Most Dismal State of the Union
January 28, 2003
By Mike McArdle
President Bush will deliver the State of the Union address.
Now, of course, Bush "delivers" the State of the Union about
the way the paperboy "delivers" your newspaper. Even his supporters
will realize that he had about as much insight into the speech
he will read as the kid on the bike had into the lead editorial
that he flings onto your lawn.
But even though his role in the address begins when they
fire up the teleprompter and ends when it runs out of words
even Bush must realize that the state of the union that he
at least theoretically presides over has rarely been more
dismal. The economy has settled into a malaise that may last
years. The country is divided by deep cultural and philosophical
differences that seem to split the nation in half. Polls show
that dissatisfaction in the direction of the country is the
highest it's been in years.
This is the country that the little man staring at the teleprompter
is trying to lead into what Bush apologist George Will euphemistically
calls an "optional" war, meaning I suppose that Will likens
the decision to kill maybe tens of thousands of innocent people
to the decision you make about the sound system on a new car.

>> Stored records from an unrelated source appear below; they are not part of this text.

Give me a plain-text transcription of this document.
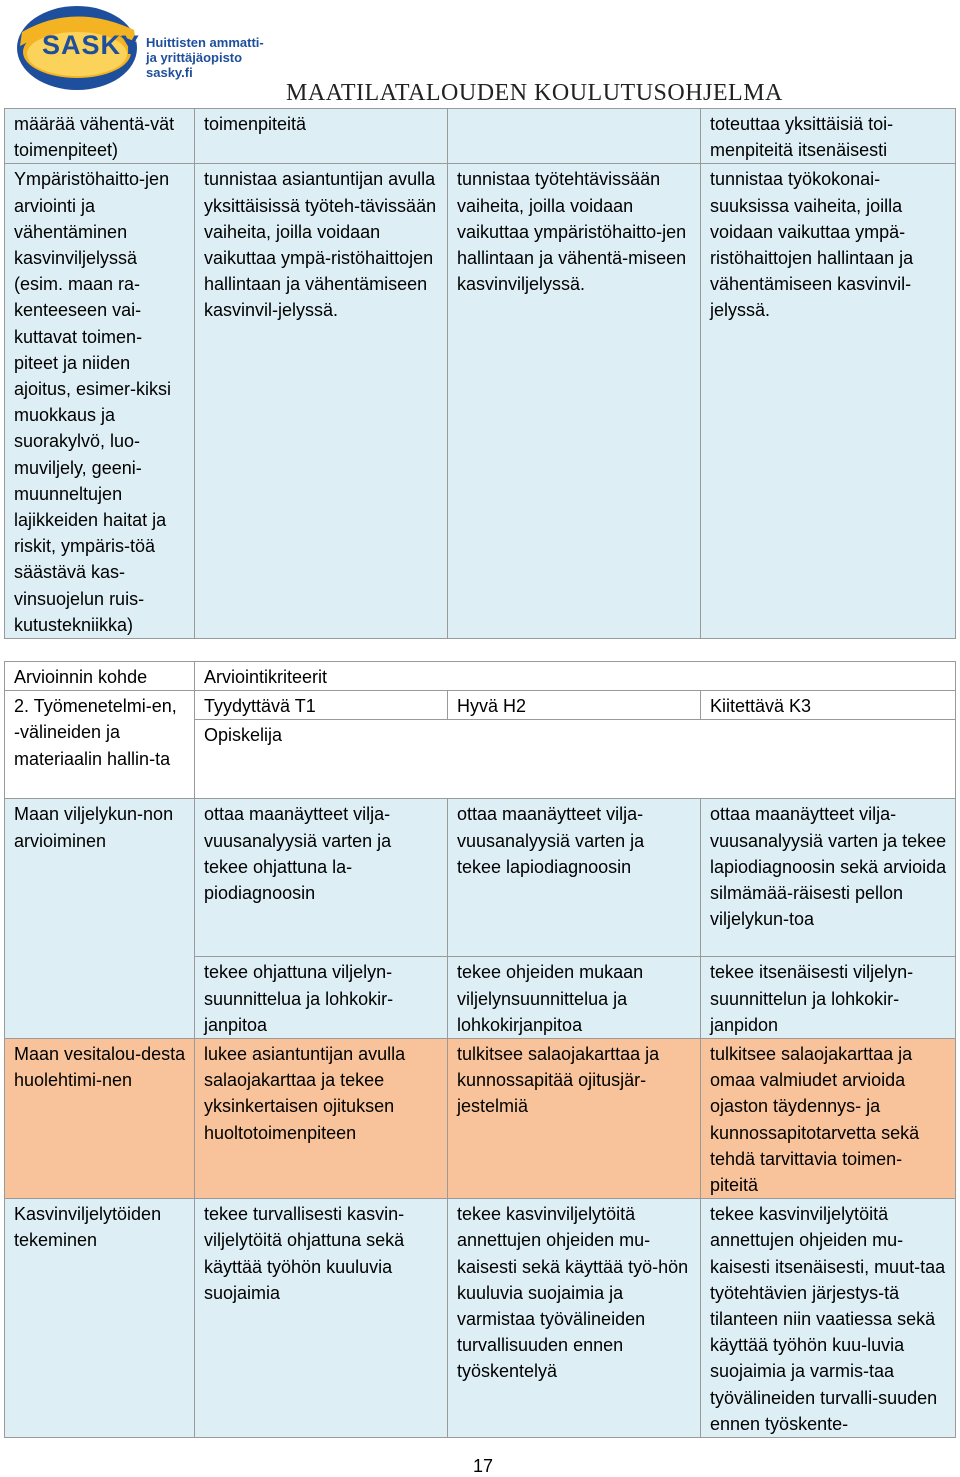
SASKY Huittisten ammatti-
ja yrittäjäopisto
sasky.fi
MAATILATALOUDEN KOULUTUSOHJELMA
määrää vähentä-vät toimenpiteet)	toimenpiteitä		toteuttaa yksittäisiä toi-menpiteitä itsenäisesti
Ympäristöhaitto-jen arviointi ja vähentäminen kasvinviljelyssä (esim. maan ra-kenteeseen vai-kuttavat toimen-piteet ja niiden ajoitus, esimer-kiksi muokkaus ja suorakylvö, luo-muviljely, geeni-muunneltujen lajikkeiden haitat ja riskit, ympäris-töä säästävä kas-vinsuojelun ruis-kutustekniikka)	tunnistaa asiantuntijan avulla yksittäisissä työteh-tävissään vaiheita, joilla voidaan vaikuttaa ympä-ristöhaittojen hallintaan ja vähentämiseen kasvinvil-jelyssä.	tunnistaa työtehtävissään vaiheita, joilla voidaan vaikuttaa ympäristöhaitto-jen hallintaan ja vähentä-miseen kasvinviljelyssä.	tunnistaa työkokonai-suuksissa vaiheita, joilla voidaan vaikuttaa ympä-ristöhaittojen hallintaan ja vähentämiseen kasvinvil-jelyssä.
Arvioinnin kohde	Arviointikriteerit		
2. Työmenetelmi-en, -välineiden ja materiaalin hallin-ta	Tyydyttävä T1	Hyvä H2	Kiitettävä K3
	Opiskelija		
Maan viljelykun-non arvioiminen	ottaa maanäytteet vilja-vuusanalyysiä varten ja tekee ohjattuna la-piodiagnoosin	ottaa maanäytteet vilja-vuusanalyysiä varten ja tekee lapiodiagnoosin	ottaa maanäytteet vilja-vuusanalyysiä varten ja tekee lapiodiagnoosin sekä arvioida silmämää-räisesti pellon viljelykun-toa
	tekee ohjattuna viljelyn-suunnittelua ja lohkokir-janpitoa	tekee ohjeiden mukaan viljelynsuunnittelua ja lohkokirjanpitoa	tekee itsenäisesti viljelyn-suunnittelun ja lohkokir-janpidon
Maan vesitalou-desta huolehtimi-nen	lukee asiantuntijan avulla salaojakarttaa ja tekee yksinkertaisen ojituksen huoltotoimenpiteen	tulkitsee salaojakarttaa ja kunnossapitää ojitusjär-jestelmiä	tulkitsee salaojakarttaa ja omaa valmiudet arvioida ojaston täydennys- ja kunnossapitotarvetta sekä tehdä tarvittavia toimen-piteitä
Kasvinviljelytöiden tekeminen	tekee turvallisesti kasvin-viljelytöitä ohjattuna sekä käyttää työhön kuuluvia suojaimia	tekee kasvinviljelytöitä annettujen ohjeiden mu-kaisesti sekä käyttää työ-hön kuuluvia suojaimia ja varmistaa työvälineiden turvallisuuden ennen työskentelyä	tekee kasvinviljelytöitä annettujen ohjeiden mu-kaisesti itsenäisesti, muut-taa työtehtävien järjestys-tä tilanteen niin vaatiessa sekä käyttää työhön kuu-luvia suojaimia ja varmis-taa työvälineiden turvalli-suuden ennen työskente-
17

You get the feeling that the Bushies share Will's view of
the coming optional conflict and deeply resent those that
are demanding that killing people be more important than your
SUV's CD changer. Those naysayers are actually demanding that
the administration demonstrate some that kind of threat exists
before they unleash a destructive force that could make the
world a more dangerous place for generations to come. Support
for this venture is eroding rapidly but the Bushies have apparently
decided to go to war anyway and hope that the rally round
effect will rescue them politically.
As precarious as the state of the union may be domestically
America has almost never been held in such little regard by
the international community. Just 16 months ago in the aftermath
of the September 11 attacks much of the world felt a solidarity
with Americans. Today the rest of the earth including some
of our most loyal long-time allies have begun to regard America
as the worlds pariah and the greatest threat to world peace.

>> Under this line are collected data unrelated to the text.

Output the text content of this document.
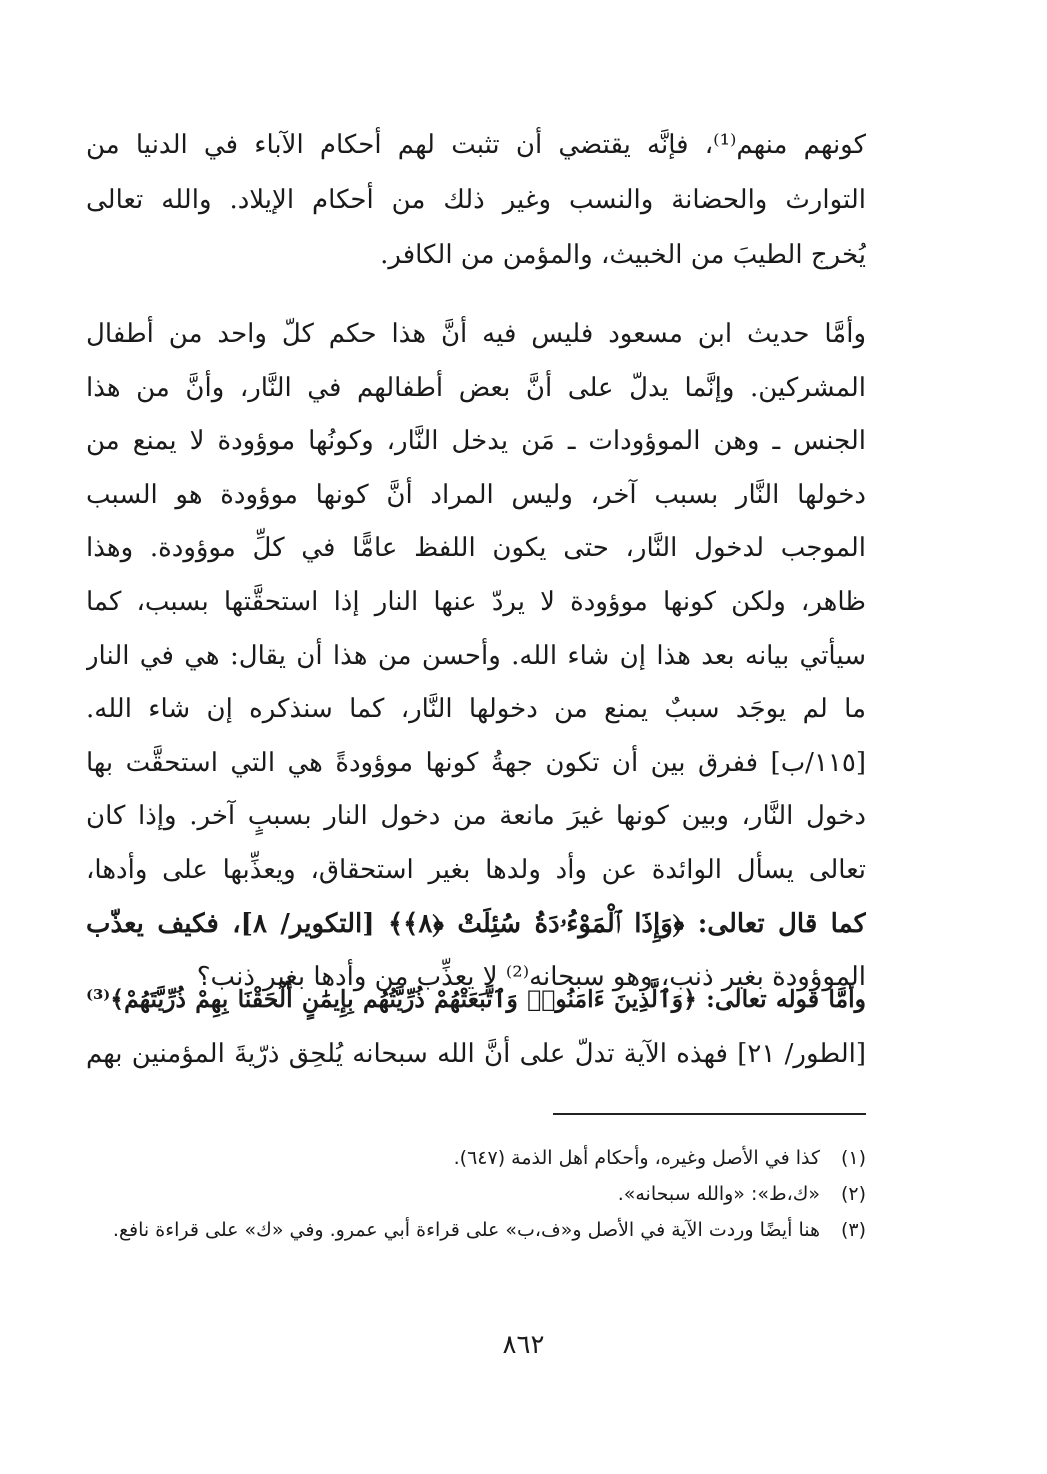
كونهم منهم⁽¹⁾، فإنَّه يقتضي أن تثبت لهم أحكام الآباء في الدنيا من
التوارث والحضانة والنسب وغير ذلك من أحكام الإيلاد. والله تعالى
يُخرج الطيبَ من الخبيث، والمؤمن من الكافر.
وأمَّا حديث ابن مسعود فليس فيه أنَّ هذا حكم كلّ واحد من أطفال
المشركين. وإنَّما يدلّ على أنَّ بعض أطفالهم في النَّار، وأنَّ من هذا
الجنس ـ وهن الموؤودات ـ مَن يدخل النَّار، وكونُها موؤودة لا يمنع من
دخولها النَّار بسبب آخر، وليس المراد أنَّ كونها موؤودة هو السبب
الموجب لدخول النَّار، حتى يكون اللفظ عامًّا في كلِّ موؤودة. وهذا
ظاهر، ولكن كونها موؤودة لا يردّ عنها النار إذا استحقَّتها بسبب، كما
سيأتي بيانه بعد هذا إن شاء الله. وأحسن من هذا أن يقال: هي في النار
ما لم يوجَد سببٌ يمنع من دخولها النَّار، كما سنذكره إن شاء الله.
[١١٥/ب] ففرق بين أن تكون جهةُ كونها موؤودةً هي التي استحقَّت بها
دخول النَّار، وبين كونها غيرَ مانعة من دخول النار بسببٍ آخر. وإذا كان
تعالى يسأل الوائدة عن وأد ولدها بغير استحقاق، ويعذِّبها على وأدها،
كما قال تعالى: ﴿وَإِذَا ٱلْمَوْءُۥدَةُ سُئِلَتْ ﴿٨﴾﴾ [التكوير/ ٨]، فكيف يعذّب
الموؤودة بغير ذنب، وهو سبحانه⁽²⁾ لا يعذِّب من وأدها بغير ذنب؟
وأمَّا قوله تعالى: ﴿وَٱلَّذِينَ ءَامَنُوا۟ وَٱتَّبَعَتْهُمْ ذُرِّيَّتُهُم بِإِيمَٰنٍ أَلْحَقْنَا بِهِمْ ذُرِّيَّتَهُمْ﴾⁽³⁾
[الطور/ ٢١] فهذه الآية تدلّ على أنَّ الله سبحانه يُلحِق ذرّيةَ المؤمنين بهم
(١)
كذا في الأصل وغيره، وأحكام أهل الذمة (٦٤٧).
(٢)
«ك،ط»: «والله سبحانه».
(٣)
هنا أيضًا وردت الآية في الأصل و«ف،ب» على قراءة أبي عمرو. وفي «ك» على قراءة نافع.
٨٦٢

One by one last week Americas longtime allies backed away
from Bush's ham-handed invasion plan/ oil grab. The Germans
said that there was no reason for a war. The French threatened
to veto any resolution for war in Security Council. The Russians
and Chinese echoed the sentiments of the Germans and French.

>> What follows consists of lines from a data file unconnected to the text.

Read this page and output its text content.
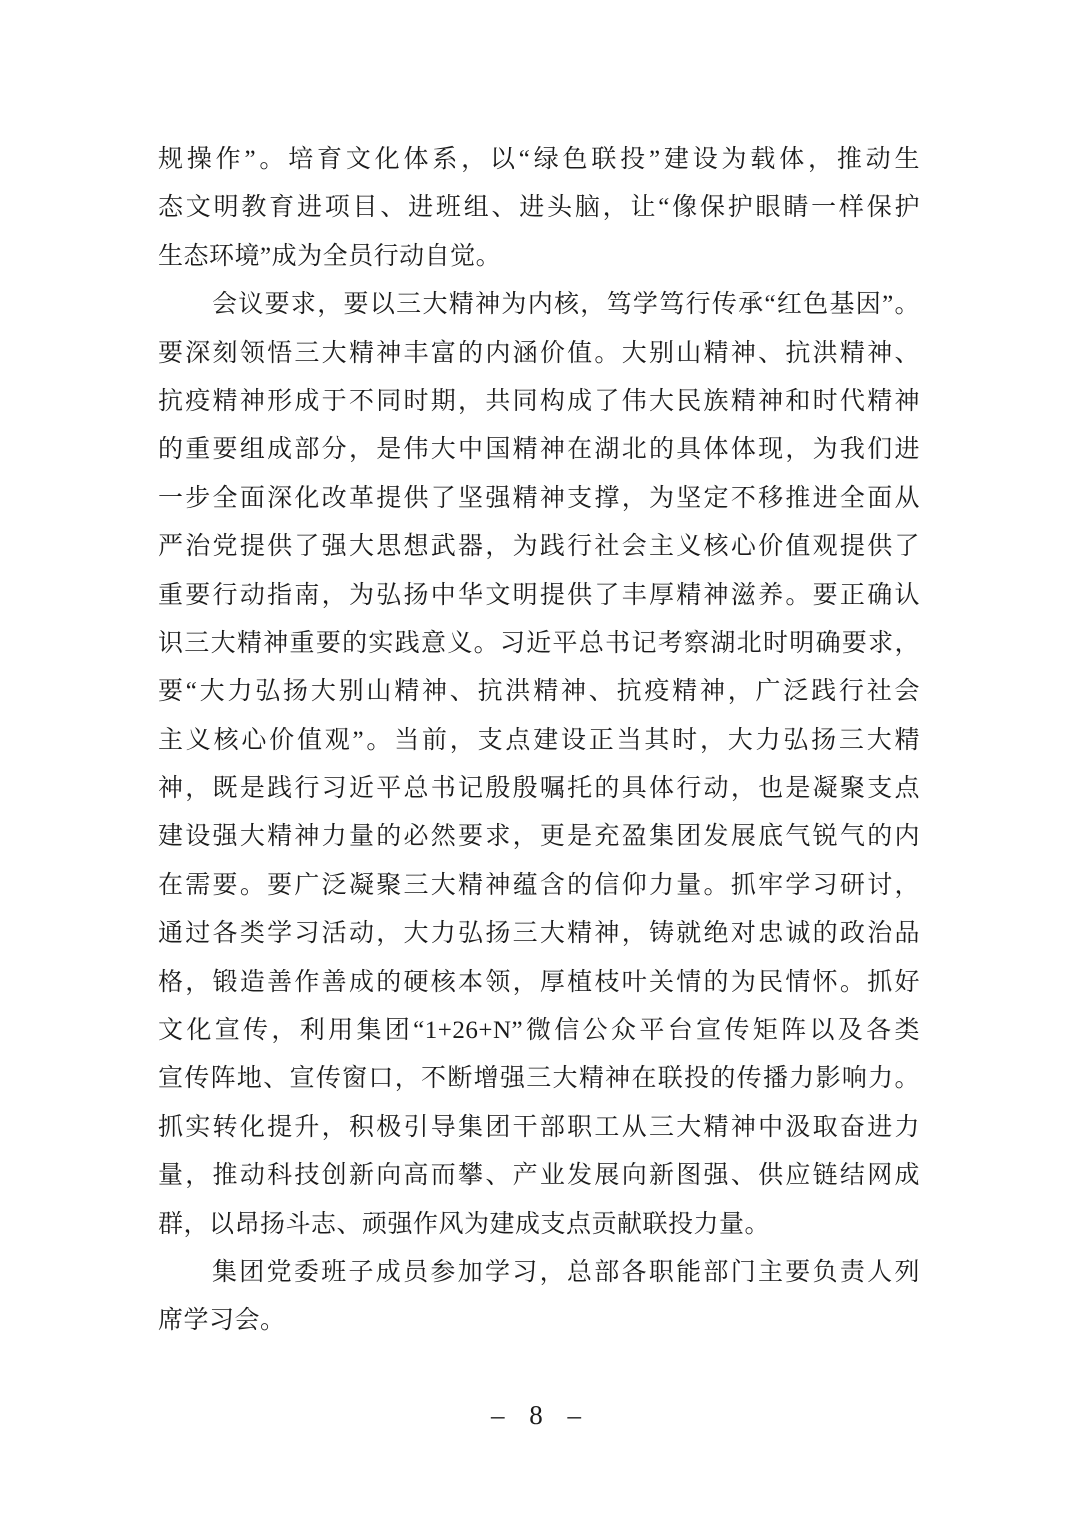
规操作”。培育文化体系，以“绿色联投”建设为载体，推动生
态文明教育进项目、进班组、进头脑，让“像保护眼睛一样保护
生态环境”成为全员行动自觉。
会议要求，要以三大精神为内核，笃学笃行传承“红色基因”。
要深刻领悟三大精神丰富的内涵价值。大别山精神、抗洪精神、
抗疫精神形成于不同时期，共同构成了伟大民族精神和时代精神
的重要组成部分，是伟大中国精神在湖北的具体体现，为我们进
一步全面深化改革提供了坚强精神支撑，为坚定不移推进全面从
严治党提供了强大思想武器，为践行社会主义核心价值观提供了
重要行动指南，为弘扬中华文明提供了丰厚精神滋养。要正确认
识三大精神重要的实践意义。习近平总书记考察湖北时明确要求，
要“大力弘扬大别山精神、抗洪精神、抗疫精神，广泛践行社会
主义核心价值观”。当前，支点建设正当其时，大力弘扬三大精
神，既是践行习近平总书记殷殷嘱托的具体行动，也是凝聚支点
建设强大精神力量的必然要求，更是充盈集团发展底气锐气的内
在需要。要广泛凝聚三大精神蕴含的信仰力量。抓牢学习研讨，
通过各类学习活动，大力弘扬三大精神，铸就绝对忠诚的政治品
格，锻造善作善成的硬核本领，厚植枝叶关情的为民情怀。抓好
文化宣传，利用集团“1+26+N”微信公众平台宣传矩阵以及各类
宣传阵地、宣传窗口，不断增强三大精神在联投的传播力影响力。
抓实转化提升，积极引导集团干部职工从三大精神中汲取奋进力
量，推动科技创新向高而攀、产业发展向新图强、供应链结网成
群，以昂扬斗志、顽强作风为建成支点贡献联投力量。
集团党委班子成员参加学习，总部各职能部门主要负责人列
席学习会。
– 8 –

In an attempt to stop the bleeding and show that not every
country in the world is backing away from their boys crude
war for crude oil the administration said that numerous countries
were actually behind them, among them Italy. But before anybody
could even get off one of those jokes about legendary Italian
war heroes or military accomplishments the Italian government
responded with a "Not so fast" and said that they favored
no war without full UN backing. The administration still claims
numerous allies for its policy but apart from Tony the Poodle
they're as invisible as those weapons of mass destruction
that the war is supposed to be about.
And in Tony Blair's England the attitude toward Americans
is no different. Polls show that only 30 % of the British
support military action in Iraq and the number has been dropping
for months. A nasty British TV satire entitled "Between Iraq
and a Hard Place" portrays Bush as an addled brained clown
and American democracy as a convoluted system in which the
candidate with the most votes loses. The American military
is derided as using the British to supply "dead bodies". In
the north London theatre district a play called "The Madness
of George Dubya" plays to sellout crowds and depicts Bush
as a pajama-wearing teddy bear-toting child cowering in a
bunker as nuclear war erupts.
This isn't good natured light hearted satire . This is nasty
aggressive stuff and it's not coming just from the activist
left. To many ordinary Europeans Bush and by extension Americans
are increasingly seen as aggressive, arrogant and eager to
provoke a war to satisfy its insatiable oil consumption. The
inane Donald Rumsfeld remark about France and Germany being
the "old Europe" (this isn't the Europe I ordered, bring me
a new one) was just a reinforcement of the Ugly American image
that has already taken hold. Not since the Vietnam War (another
one of those optional wars) has the world had such a negative
view of America.
It is unlikely that those who are putting the finishing touches
on Bush's address care much about any of this or think that
it's important. War and budget busting tax cuts for the rich
are the only real policies they've ever had so expect more
of the same and more importantly expect the state of the union
next January to be even more grim than it is now.